Understanding the Federal Government’s Rapid Adoption of Cloud

One of the biggest trends in the IT industry at the moment is enterprise adoption of the public cloud. It’s obvious that it’s been accelerating over the recent years, but perhaps more importantly, Federal agencies are beginning to take a serious look at the cloud in an effort to reform IT and to achieve greater agility and operational efficiencies. In fact, according to recent data by various integrators and tech companies, U.S. government agencies are moving to the cloud and away from their own in-house data centers faster than private corporations.

According to Gartner and IDC, if you look at the capital expenditures, approximately $392 billion in total IT spend on the cloud will take place in 2017. That’s a massive number, and Federal agencies are starting to represent a big proportion of that:

One of the big reasons we are seeing so much momentum is due to the Federal Government’s “cloud‑first philosophy”, which was first described by former Federal CIO Vivek Kundra as an important aspect of government in order to remove so-called “inefficiencies” in the way IT is currently delivered.

The Office of Management and Budget (OMB) further refined it into a  25‑point plan to reform federal information technology. Essentially what the cloud‑first philosophy states is that if a federal agency is going to be rolling out a new application, they are required to stage it in the cloud first before they determine that the cloud doesn’t meet their needs. The overarching driver here is to reduce overall IT infrastructure costs and assist Federal agencies in the rapid deployment of new applications.

 …inefficiencies negatively impact the Federal Government’s ability to serve the American public

— Vivek Kundra

Although Cloud First was announced in February 2011, it wasn’t until 2015 that things really picked up, mostly due to ‘pre-qualified’ cloud offerings by the likes of cloud giants Amazon and Microsoft, with appropriate contract vehicles in place and embedded security offerings in order to simplify the ordering process for Federal agencies.

If we think about why Federal agencies are moving to the cloud, the main driver here is so that we can outsource the management of IT and focus on business objectives. And by moving to the cloud, we’re essentially relying on the cloud provider to manage all of the IT assets.  We don’t have to deal with the cumbersome aspects of IT management and we can spin up resources as needed, thereby reducing time to roll out new applications.

Another big driver is the elasticity of the cloud — when applications require more resources than normal, as might be the case during certain key government activities (think IRS filings in April, or periodic census bureau activities), the ability to elastically scale out and take advantage of the burst capability of the cloud is highly attractive to CIOs. If they were running these applications in-house, they would need to provision excess capacity that would go largely unused under normal circumstances.

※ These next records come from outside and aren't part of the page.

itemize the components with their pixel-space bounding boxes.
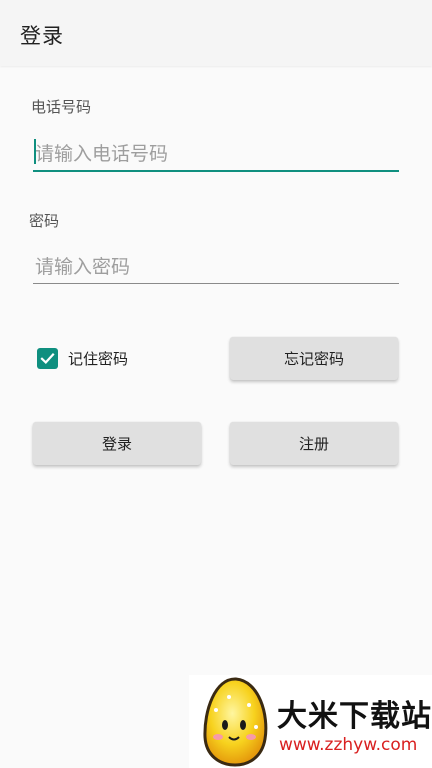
register-button[interactable]: 注册 [230, 422, 398, 465]
phone-input[interactable] [33, 138, 399, 172]
text-cursor [34, 139, 36, 164]
remember-password-label: 记住密码 [68, 350, 129, 368]
page-title: 登录 [20, 24, 64, 48]
watermark-site-url: www.zzhyw.com [279, 735, 418, 755]
phone-label: 电话号码 [31, 98, 92, 116]
app-bar: 登录 [0, 0, 432, 66]
checkbox-checked-icon[interactable] [37, 348, 58, 369]
rice-mascot-logo [203, 677, 268, 767]
login-button[interactable]: 登录 [33, 422, 201, 465]
password-label: 密码 [29, 212, 60, 230]
login-screen: 登录 电话号码 密码 记住密码 忘记密码 登录 注册 [0, 0, 432, 768]
password-input[interactable] [33, 251, 399, 284]
watermark-site-name: 大米下载站 [277, 699, 432, 734]
forgot-password-button[interactable]: 忘记密码 [230, 337, 398, 380]
watermark-banner: 大米下载站 www.zzhyw.com [189, 675, 432, 768]
remember-password-checkbox[interactable]: 记住密码 [37, 347, 128, 370]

This cloud‑first philosophy is therefore driving a lot of applications to the public cloud. But it’s also important to note that the public cloud is not a panacea for everything. I think the definition of the Federal Government’s “Cloud First” philosophy should be refined to ensure that private cloud technologies are likewise evaluated. And although this might seem anathema to our goals considering the move to the public cloud is done to reduce costs, the truth of the matter is that only about 25% percent of virtualized workloads are best served by public cloud offerings. The public cloud can often times be more expensive than in-house private clouds especially if agencies are paying for on-demand usage as this tends to be much more expensive than utilizing a simplified in-house architecture for predictable workloads. There is where companies like Nutanix, with their Hyperconverged architecture come to play, by bringing public cloud technologies in-house, simplifying private cloud data center operations and allowing for scalable and economically efficient pay-as-you-grow business models.

So while I expect to see more movement towards the public cloud in the near future, the ability to seamlessly move workloads between private and public clouds seem to offer the best of both worlds. In that regard, unified hybrid cloud models will become more attractive as agencies begin to realize that they can run predictable workloads much cheaper in-house in their private clouds, and move them temporarily to the public cloud when they need additional burst capability. By allowing workloads to move between private and public clouds as computing needs and costs change, hybrid cloud gives businesses greater flexibility and more data deployment options.